Authors: MILLARD, MERLE - RETIRED ARS; WOLF, WALTER - RETIRED ARS; DINTZIS, FREDERICK - RETIRED ARS; Willett, Julious

Submitted to: Carbohydrate Polymers
Publication Type: Peer Reviewed Journal
Publication Acceptance Date: 2/11/1999
Publication Date: N/A
Citation: N/A

Interpretive Summary: Starch is a mixture of two components known as amylose and amylopectin. The size of either type of molecule impacts the properties of the starch. It is, therefore, important to be able to accurately measure the molecular size of these materials. The size of amylopectin molecules is difficult to measure because they are very large, and there is controversery among various researchers as to its magnitude. We have employed a method which combines two independent techniques, ultracentrifugation and dynamic light scattering, to measure the molecular size of amylopectin from cornstarch. The value obtained agrees well with results from other techniques. The results will be useful to researchers who need to understand the size of undegraded amylopectin and how it changes during processes such as cooking.

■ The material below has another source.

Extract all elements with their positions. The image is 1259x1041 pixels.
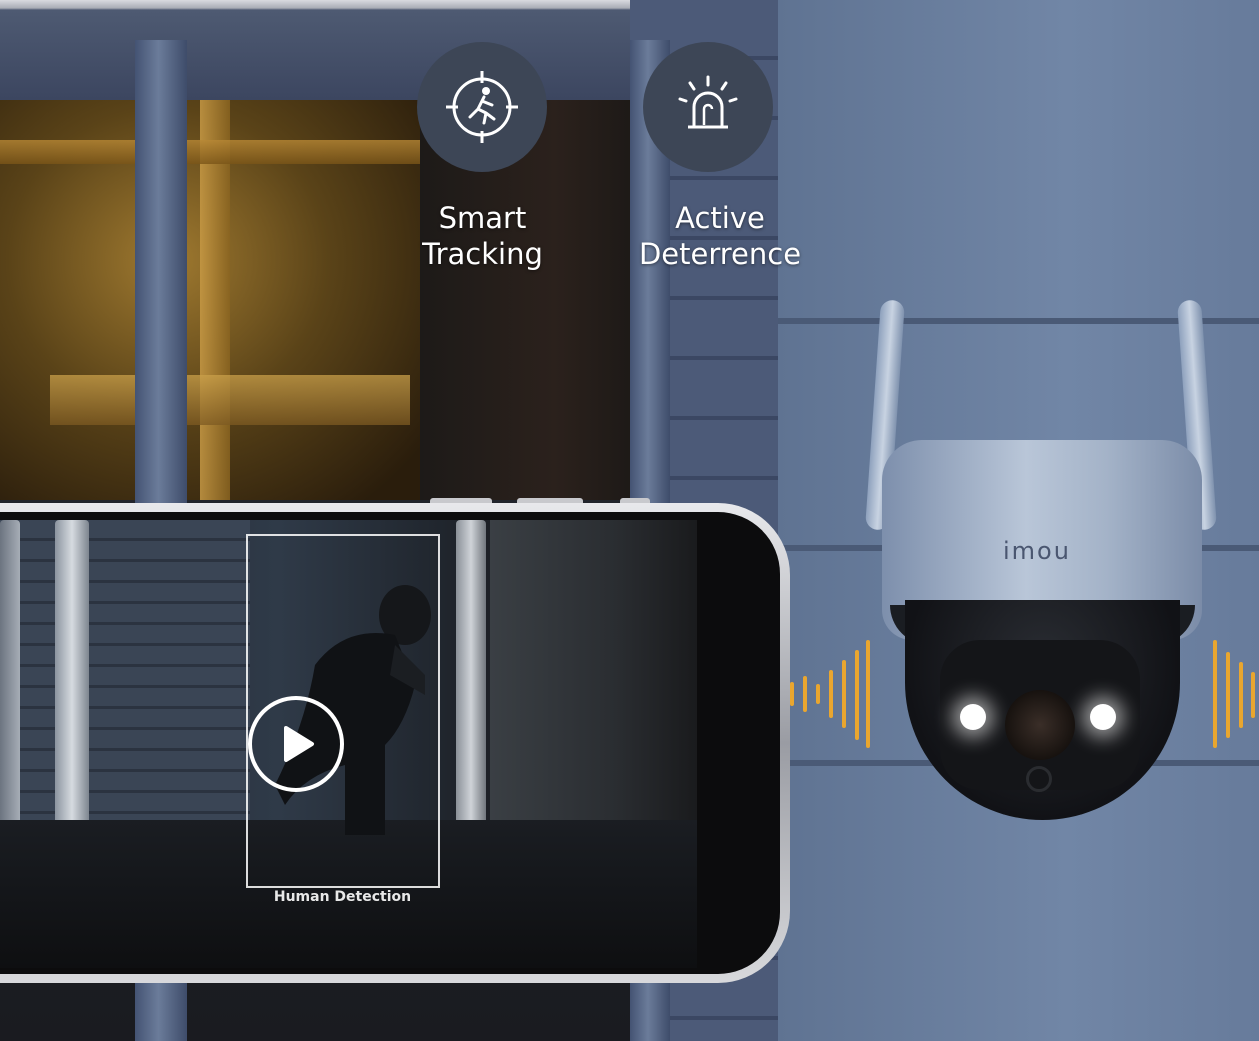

Technical Abstract: Static light scattering of high amylopectin waxy maize starch gently dispersed in 90% dimethyl sulfoxide-water yielded a weight average molecular weight Mw and radius of gyration Rg of 560 x 10**6 g/mol and 342 nm, respectively. To obtain an independent hydrodynamic characterization of these solutions, we measured the sedimentation coefficient for the main component in an analytical ultracentrifuge. The value of s**o, the infinite dilution sedimentation coefficient, was 199 S. The translational diffusion coefficient D**o in very dilute solutions was measured by dynamic light scattering at 90 degrees and found to be 2.33 x 10**-9 cm**2/sec. An effective hydrodynamic radius Rh was calculated from this diffusion constant using the Stokes-Einstein equation and found to be 348 nm. The structure-related parameter Rho = Rg/Rh was calculated to be 0.98. The weight average molecular weight calculated from the Svedberg equation using the values measured for s**o and D**o was 593 x 10**6 g/mol This result is in reasonable agreement with the light scattering results. Because light scattering results are subject to experimental errors due to the possibility of dust contamination, the presence of microgel or aggregates and the questionable applicability of light scattering theory to interpret results for macromolecular sizes approaching the wave length of light used as a source for scattering, it is advisable to have corroborating hydrodynamic data when possible to further validate light scattering results in this very high molecular weight range.